I think it’s one of the greatest unsolved mysteries of our time. All of the evidence is there yet no one has been able to solve the puzzle. I think Europeans might be more aware of the incident but hopefully people in the United States will find it intriguing and want to explore the various websites that give the details about what happened in 1959.
What kind of challenges did you face shooting in such a harsh environment?
We were at one of the northernmost areas of Russia. There was more than 20 feet of snow and the temperatures made your lips freeze! Many of our locations were accessible only by snowmobiles. But I thrive in this type of environment! The challenge of dealing with nature’s force became part of the film.
I thought your actors were just great. Is it very different directing people for a found-footage film?
It was hard to find actors who could throw all of their training in the trash and become completely real people again. One of the hardest things is to act like you are not acting!
Do you have any thoughts on what might have really happened in the 1959 incident?
There are many theories regarding how the nine hikers were killed but I think the most logical explanation is that it was some kind of military experiment gone wrong.
What are the main differences between making smaller films like this and the big studio productions you’ve done?
With a small film like “Devil’s Pass,” the pressure of hitting a home run at the box office is much lower. This gives you a lot more freedom in telling the story. The downside is that you don’t have the time and the toys that you would have on a bigger production. Still, I love being able to jump from one genre to another!
Why was the title changed fro “The Dyatlov Incident” to “Devil’s Pass?” Was that your idea?
That was a result of typical distributor logic. They were worried that people would have a hard time with a foreign name. To be honest, I’m worried that it won’t be as easy for people to find the film if they Google it now that the word “Dyatlov” has been cut from the title.
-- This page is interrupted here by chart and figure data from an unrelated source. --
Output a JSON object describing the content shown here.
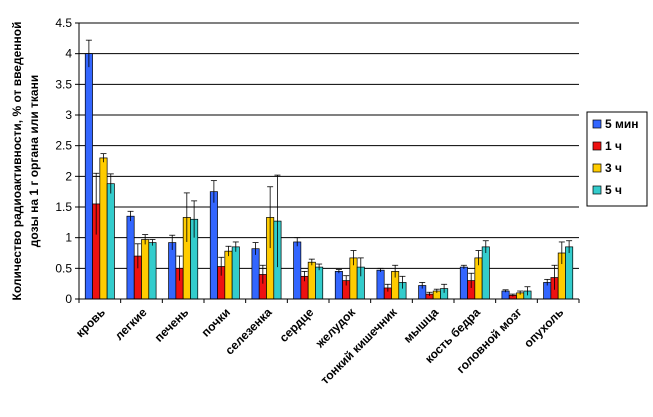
{
  "chart_data": {
    "type": "bar",
    "ylabel_lines": [
      "Количество радиоактивности, % от введенной",
      "дозы на 1 г органа или ткани"
    ],
    "ylim": [
      0,
      4.5
    ],
    "yticks": [
      "0",
      "0.5",
      "1",
      "1.5",
      "2",
      "2.5",
      "3",
      "3.5",
      "4",
      "4.5"
    ],
    "grid": true,
    "legend_position": "right",
    "categories": [
      "кровь",
      "легкие",
      "печень",
      "почки",
      "селезенка",
      "сердце",
      "желудок",
      "тонкий кишечник",
      "мышца",
      "кость бедра",
      "головной мозг",
      "опухоль"
    ],
    "series": [
      {
        "name": "5 мин",
        "color": "#3366ff",
        "values": [
          4.0,
          1.35,
          0.92,
          1.75,
          0.82,
          0.93,
          0.45,
          0.47,
          0.22,
          0.52,
          0.13,
          0.27
        ],
        "errors": [
          0.22,
          0.08,
          0.12,
          0.18,
          0.1,
          0.07,
          0.03,
          0.03,
          0.05,
          0.03,
          0.02,
          0.05
        ]
      },
      {
        "name": "1 ч",
        "color": "#ee1111",
        "values": [
          1.55,
          0.7,
          0.5,
          0.53,
          0.4,
          0.37,
          0.3,
          0.18,
          0.08,
          0.3,
          0.06,
          0.35
        ],
        "errors": [
          0.5,
          0.2,
          0.2,
          0.15,
          0.15,
          0.08,
          0.08,
          0.06,
          0.03,
          0.12,
          0.02,
          0.2
        ]
      },
      {
        "name": "3 ч",
        "color": "#ffcc00",
        "values": [
          2.3,
          0.97,
          1.33,
          0.78,
          1.33,
          0.6,
          0.67,
          0.45,
          0.13,
          0.67,
          0.1,
          0.75
        ],
        "errors": [
          0.07,
          0.08,
          0.4,
          0.08,
          0.5,
          0.05,
          0.12,
          0.1,
          0.03,
          0.12,
          0.03,
          0.18
        ]
      },
      {
        "name": "5 ч",
        "color": "#33cccc",
        "values": [
          1.88,
          0.92,
          1.3,
          0.85,
          1.27,
          0.52,
          0.52,
          0.27,
          0.17,
          0.85,
          0.13,
          0.85
        ],
        "errors": [
          0.16,
          0.05,
          0.3,
          0.08,
          0.75,
          0.05,
          0.15,
          0.1,
          0.07,
          0.1,
          0.07,
          0.1
        ]
      }
    ]
  }
}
I recently interviewed Andrew Dice Clay and he was talking about his experience in “The Adventures of Ford Fairlane” which you directed 23 years ago. He didn’t receive a lot of good press at the time but has been getting rave reviews for his role in Woody Allen’s latest film “Blue Jasmine.” Any thoughts about that?
I couldn’t be happier for Dice. He’s an awesome talent and a great person. I think he’s been treated very harshly over the years but has always remained resilient. I love seeing him receive the acclaim that he deserves!
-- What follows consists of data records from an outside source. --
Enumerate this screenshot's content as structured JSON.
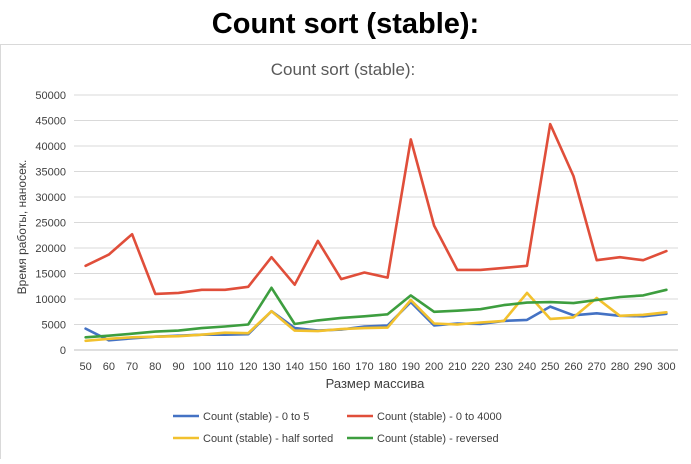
{
  "page_title": "Count sort (stable):",
  "chart_data": {
    "type": "line",
    "title": "Count sort (stable):",
    "xlabel": "Размер массива",
    "ylabel": "Время работы, наносек.",
    "ylim": [
      0,
      50000
    ],
    "yticks": [
      0,
      5000,
      10000,
      15000,
      20000,
      25000,
      30000,
      35000,
      40000,
      45000,
      50000
    ],
    "grid": true,
    "legend_position": "bottom",
    "x": [
      50,
      60,
      70,
      80,
      90,
      100,
      110,
      120,
      130,
      140,
      150,
      160,
      170,
      180,
      190,
      200,
      210,
      220,
      230,
      240,
      250,
      260,
      270,
      280,
      290,
      300
    ],
    "series": [
      {
        "name": "Count (stable) - 0 to 5",
        "color": "#4472c4",
        "values": [
          4200,
          1900,
          2300,
          2600,
          2800,
          3000,
          3000,
          3100,
          7600,
          4300,
          3800,
          4000,
          4600,
          4800,
          9400,
          4800,
          5200,
          5100,
          5700,
          5900,
          8500,
          6800,
          7200,
          6700,
          6600,
          7100
        ]
      },
      {
        "name": "Count (stable) - 0 to 4000",
        "color": "#e04e3a",
        "values": [
          16500,
          18700,
          22700,
          11000,
          11200,
          11800,
          11800,
          12400,
          18200,
          12800,
          21400,
          13900,
          15200,
          14200,
          41300,
          24400,
          15700,
          15700,
          16100,
          16500,
          44300,
          34100,
          17600,
          18200,
          17600,
          19400
        ]
      },
      {
        "name": "Count (stable) - half sorted",
        "color": "#f2c12e",
        "values": [
          1800,
          2200,
          2500,
          2600,
          2700,
          3000,
          3400,
          3300,
          7600,
          3800,
          3700,
          4100,
          4300,
          4400,
          9800,
          5200,
          5000,
          5400,
          5700,
          11200,
          6100,
          6400,
          10200,
          6700,
          6900,
          7400
        ]
      },
      {
        "name": "Count (stable) - reversed",
        "color": "#3d9e3f",
        "values": [
          2500,
          2800,
          3200,
          3600,
          3800,
          4300,
          4600,
          5000,
          12200,
          5100,
          5800,
          6300,
          6600,
          7000,
          10700,
          7500,
          7700,
          8000,
          8800,
          9300,
          9400,
          9200,
          9800,
          10400,
          10700,
          11800
        ]
      }
    ]
  }
}
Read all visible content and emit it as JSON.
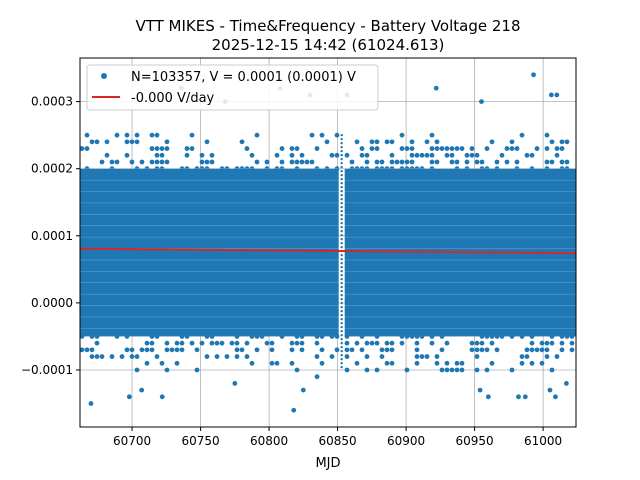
{
  "chart_data": {
    "type": "scatter",
    "title": "VTT MIKES - Time&Frequency - Battery Voltage 218",
    "subtitle": "2025-12-15 14:42 (61024.613)",
    "xlabel": "MJD",
    "ylabel": "",
    "xlim": [
      60662,
      61024
    ],
    "ylim": [
      -0.000185,
      0.000365
    ],
    "xticks": [
      60700,
      60750,
      60800,
      60850,
      60900,
      60950,
      61000
    ],
    "xtick_labels": [
      "60700",
      "60750",
      "60800",
      "60850",
      "60900",
      "60950",
      "61000"
    ],
    "yticks": [
      -0.0001,
      0.0,
      0.0001,
      0.0002,
      0.0003
    ],
    "ytick_labels": [
      "−0.0001",
      "0.0000",
      "0.0001",
      "0.0002",
      "0.0003"
    ],
    "grid": true,
    "legend_position": "top-left",
    "series": [
      {
        "name": "N=103357, V = 0.0001 (0.0001) V",
        "kind": "points",
        "color": "#1f77b4",
        "dense_x_range": [
          60662,
          61024
        ],
        "dense_y_range": [
          -0.0001,
          0.00025
        ],
        "gap_x": 60853,
        "outliers": [
          [
            60670,
            -0.00015
          ],
          [
            60698,
            -0.00014
          ],
          [
            60707,
            -0.00013
          ],
          [
            60722,
            -0.00014
          ],
          [
            60775,
            -0.00012
          ],
          [
            60818,
            -0.00016
          ],
          [
            60825,
            -0.00013
          ],
          [
            60835,
            -0.00011
          ],
          [
            60954,
            -0.00013
          ],
          [
            60960,
            -0.00014
          ],
          [
            60982,
            -0.00014
          ],
          [
            60987,
            -0.00014
          ],
          [
            61005,
            -0.00013
          ],
          [
            61009,
            -0.00014
          ],
          [
            61017,
            -0.00012
          ],
          [
            60736,
            0.00032
          ],
          [
            60808,
            0.00032
          ],
          [
            60830,
            0.00031
          ],
          [
            60857,
            0.00031
          ],
          [
            60922,
            0.00032
          ],
          [
            60955,
            0.0003
          ],
          [
            60993,
            0.00034
          ],
          [
            61006,
            0.00031
          ],
          [
            61010,
            0.00031
          ],
          [
            60768,
            0.0003
          ]
        ]
      },
      {
        "name": "-0.000 V/day",
        "kind": "line",
        "color": "#d62728",
        "x": [
          60662,
          61024
        ],
        "y": [
          8.08e-05,
          7.42e-05
        ]
      }
    ]
  }
}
Speaking of “big” movies, how is “Hercules” going, your upcoming film starring Kellan Lutz as the Greek god? Are you worried that there’s another version of the story being made simultaneously with Dwayne Johnson as Hercules?
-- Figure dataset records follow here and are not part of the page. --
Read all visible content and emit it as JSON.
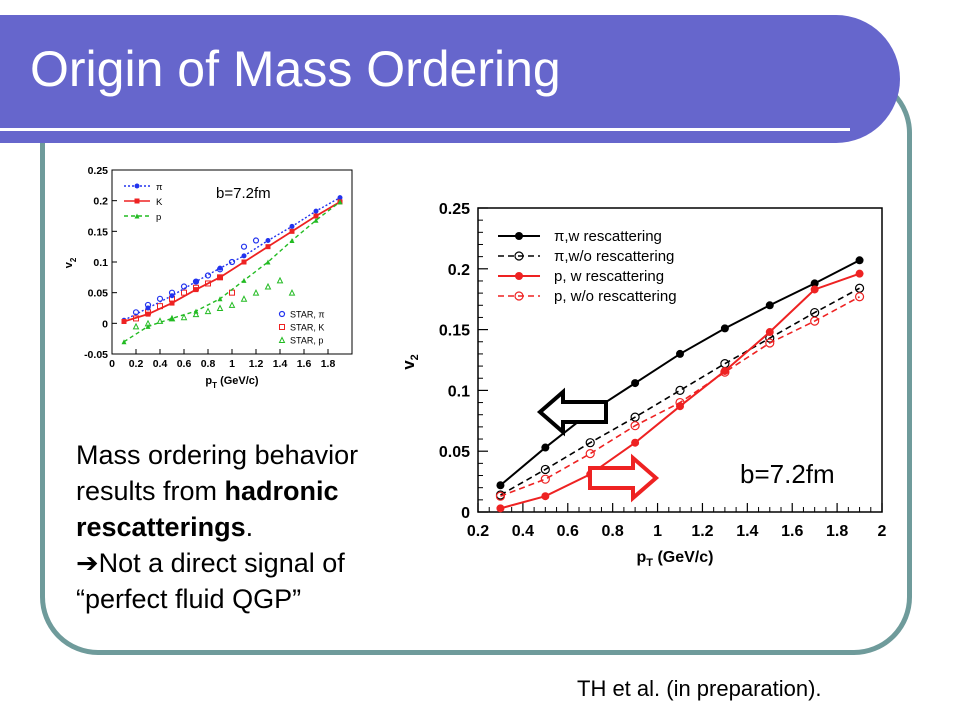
{
  "slide": {
    "title": "Origin of Mass Ordering",
    "text": {
      "line1": "Mass ordering behavior",
      "line2_pre": "results from ",
      "line2_bold": "hadronic",
      "line3_bold": "rescatterings",
      "line3_post": ".",
      "line4_arrow": "➔",
      "line4": "Not a direct signal of",
      "line5": "“perfect fluid QGP”"
    },
    "citation": "TH et al. (in preparation).",
    "colors": {
      "title_band": "#6666cc",
      "frame": "#6f9b9b",
      "arrow_left": "#000000",
      "arrow_right": "#ee2222"
    }
  },
  "chart_data": [
    {
      "type": "line",
      "annotation": "b=7.2fm",
      "xlabel_main": "p",
      "xlabel_sub": "T",
      "xlabel_rest": " (GeV/c)",
      "ylabel_main": "v",
      "ylabel_sub": "2",
      "xlim": [
        0.2,
        2.0
      ],
      "ylim": [
        0,
        0.25
      ],
      "x_ticks": [
        0.2,
        0.4,
        0.6,
        0.8,
        1.0,
        1.2,
        1.4,
        1.6,
        1.8,
        2.0
      ],
      "x_tick_labels": [
        "0.2",
        "0.4",
        "0.6",
        "0.8",
        "1",
        "1.2",
        "1.4",
        "1.6",
        "1.8",
        "2"
      ],
      "y_ticks": [
        0,
        0.05,
        0.1,
        0.15,
        0.2,
        0.25
      ],
      "y_tick_labels": [
        "0",
        "0.05",
        "0.1",
        "0.15",
        "0.2",
        "0.25"
      ],
      "legend_position": "top-left",
      "series": [
        {
          "name": "π,w rescattering",
          "color": "#000000",
          "dashed": false,
          "marker": "filled",
          "x": [
            0.3,
            0.5,
            0.7,
            0.9,
            1.1,
            1.3,
            1.5,
            1.7,
            1.9
          ],
          "y": [
            0.022,
            0.053,
            0.082,
            0.106,
            0.13,
            0.151,
            0.17,
            0.188,
            0.207
          ]
        },
        {
          "name": "π,w/o rescattering",
          "color": "#000000",
          "dashed": true,
          "marker": "open",
          "x": [
            0.3,
            0.5,
            0.7,
            0.9,
            1.1,
            1.3,
            1.5,
            1.7,
            1.9
          ],
          "y": [
            0.014,
            0.035,
            0.057,
            0.078,
            0.1,
            0.122,
            0.143,
            0.164,
            0.184
          ]
        },
        {
          "name": "p, w rescattering",
          "color": "#ee2222",
          "dashed": false,
          "marker": "filled",
          "x": [
            0.3,
            0.5,
            0.7,
            0.9,
            1.1,
            1.3,
            1.5,
            1.7,
            1.9
          ],
          "y": [
            0.003,
            0.013,
            0.031,
            0.057,
            0.087,
            0.116,
            0.148,
            0.183,
            0.196
          ]
        },
        {
          "name": "p, w/o rescattering",
          "color": "#ee2222",
          "dashed": true,
          "marker": "open",
          "x": [
            0.3,
            0.5,
            0.7,
            0.9,
            1.1,
            1.3,
            1.5,
            1.7,
            1.9
          ],
          "y": [
            0.013,
            0.027,
            0.048,
            0.071,
            0.09,
            0.115,
            0.139,
            0.157,
            0.177
          ]
        }
      ]
    },
    {
      "type": "line",
      "annotation": "b=7.2fm",
      "xlabel_main": "p",
      "xlabel_sub": "T",
      "xlabel_rest": " (GeV/c)",
      "ylabel_main": "v",
      "ylabel_sub": "2",
      "xlim": [
        0,
        2.0
      ],
      "ylim": [
        -0.05,
        0.25
      ],
      "x_ticks": [
        0,
        0.2,
        0.4,
        0.6,
        0.8,
        1.0,
        1.2,
        1.4,
        1.6,
        1.8
      ],
      "x_tick_labels": [
        "0",
        "0.2",
        "0.4",
        "0.6",
        "0.8",
        "1",
        "1.2",
        "1.4",
        "1.6",
        "1.8"
      ],
      "y_ticks": [
        -0.05,
        0,
        0.05,
        0.1,
        0.15,
        0.2,
        0.25
      ],
      "y_tick_labels": [
        "-0.05",
        "0",
        "0.05",
        "0.1",
        "0.15",
        "0.2",
        "0.25"
      ],
      "legend_position": "top-left",
      "series": [
        {
          "name": "π",
          "color": "#2233ee",
          "dashed": "dotted",
          "marker": "filled",
          "x": [
            0.1,
            0.3,
            0.5,
            0.7,
            0.9,
            1.1,
            1.3,
            1.5,
            1.7,
            1.9
          ],
          "y": [
            0.005,
            0.025,
            0.045,
            0.068,
            0.09,
            0.11,
            0.135,
            0.158,
            0.183,
            0.205
          ]
        },
        {
          "name": "K",
          "color": "#ee2222",
          "dashed": false,
          "marker": "square",
          "x": [
            0.1,
            0.3,
            0.5,
            0.7,
            0.9,
            1.1,
            1.3,
            1.5,
            1.7,
            1.9
          ],
          "y": [
            0.003,
            0.015,
            0.033,
            0.055,
            0.075,
            0.1,
            0.125,
            0.15,
            0.175,
            0.198
          ]
        },
        {
          "name": "p",
          "color": "#22bb22",
          "dashed": true,
          "marker": "triangle",
          "x": [
            0.1,
            0.3,
            0.5,
            0.7,
            0.9,
            1.1,
            1.3,
            1.5,
            1.7,
            1.9
          ],
          "y": [
            -0.03,
            -0.005,
            0.008,
            0.02,
            0.04,
            0.07,
            0.1,
            0.135,
            0.168,
            0.198
          ]
        }
      ],
      "star_data": [
        {
          "name": "STAR, π",
          "color": "#2233ee",
          "marker": "open-circle",
          "x": [
            0.2,
            0.3,
            0.4,
            0.5,
            0.6,
            0.7,
            0.8,
            0.9,
            1.0,
            1.1,
            1.2
          ],
          "y": [
            0.018,
            0.03,
            0.04,
            0.05,
            0.06,
            0.068,
            0.078,
            0.088,
            0.1,
            0.125,
            0.135
          ]
        },
        {
          "name": "STAR, K",
          "color": "#ee2222",
          "marker": "open-square",
          "x": [
            0.2,
            0.3,
            0.4,
            0.5,
            0.6,
            0.7,
            0.8,
            0.9,
            1.0
          ],
          "y": [
            0.008,
            0.018,
            0.028,
            0.04,
            0.05,
            0.058,
            0.065,
            0.075,
            0.05
          ]
        },
        {
          "name": "STAR, p",
          "color": "#22bb22",
          "marker": "open-triangle",
          "x": [
            0.2,
            0.3,
            0.4,
            0.5,
            0.6,
            0.7,
            0.8,
            0.9,
            1.0,
            1.1,
            1.2,
            1.3,
            1.4,
            1.5
          ],
          "y": [
            -0.005,
            0.0,
            0.004,
            0.008,
            0.01,
            0.015,
            0.02,
            0.025,
            0.03,
            0.04,
            0.05,
            0.06,
            0.07,
            0.05
          ]
        }
      ]
    }
  ]
}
“Hercules” is my dream project come true! It’s an origin story and shows how a young man learns to take responsibility in life and accept his destiny. This is very different from the Hercules stories that people are used to. The two Hercules films are very different from each other. We are dealing with a young Hercules prior to his twelve labors and my understanding is that the other Hercules film deals with an older Hercules at a much later point—the two films couldn’t be more different. Our film, at its heart, is also a love story which also features a lot of great action and adventure. Audiences have never seen Kellan Lutz like this. He’s obviously an amazing physical specimen, but here he’s also quite vulnerable and he has created an arc that conveys the growth of a young man into a hero and savior. This movie is not dark—it’s an adventure filled with hope and love.